While the former dictator of Paraguay may have gone to that military academy in the sky, something fishy is going on in the South American nation that lends just a little bit of legitimacy to Hugo Chavez‘s claims that the U.S. is digging its imperialist claws into Latin America.
In May of 2005, the Paraguayan Senate voted to allow U.S. troops to operate in Paraguay with total immunity. Washington had threatened to cut off millions in aid to the country if Paraguay did not grant the U.S. troops entry. In July of 2005 hundreds of U.S. soldiers arrived in the country, and Washington’s funding for counterterrorism efforts in Paraguay doubled. The U.S. troops conducted various operations and joint training exercises with Paraguayan forces, including so-called Medical Readiness Training Exercises (MEDRETEs). Orlando Castillo, a military policy expert at the human rights rights organization Servicio, Paz y Justicia in Asunción, Paraguay, says the MEDRETEs were “observation” operations aimed at developing “a type of map that identifies not just the natural resources in the area, but also the social organizations and leaders of different communities.”
But some signs indicate that the people of Paraguay were being used as guinea pigs, and at worst were being socially cleansed.
Patients said they were often given the same treatments regardless of their illness.
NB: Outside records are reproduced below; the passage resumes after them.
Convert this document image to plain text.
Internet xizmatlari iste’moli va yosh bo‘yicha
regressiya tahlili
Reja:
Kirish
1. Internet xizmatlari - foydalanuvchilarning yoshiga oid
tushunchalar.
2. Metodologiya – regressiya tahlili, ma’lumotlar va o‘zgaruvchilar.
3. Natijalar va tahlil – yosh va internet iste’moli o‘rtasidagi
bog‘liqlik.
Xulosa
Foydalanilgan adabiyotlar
In some cases, the medicine produced hemorrhages and abortions. When the medical treatment took place, patients reported that they were asked if they belonged to any kind of labor or social organization. Among the leaders of such organizations, dozens have been disappeared and tortured in recent years, just as they were during Latin America’s “dirty wars” in the Reagan era.
While those 2005 troops MAY have left Paraguay, paramilitary strength has grown and we all know that the US has nothing to do with South American paramilitary orgs.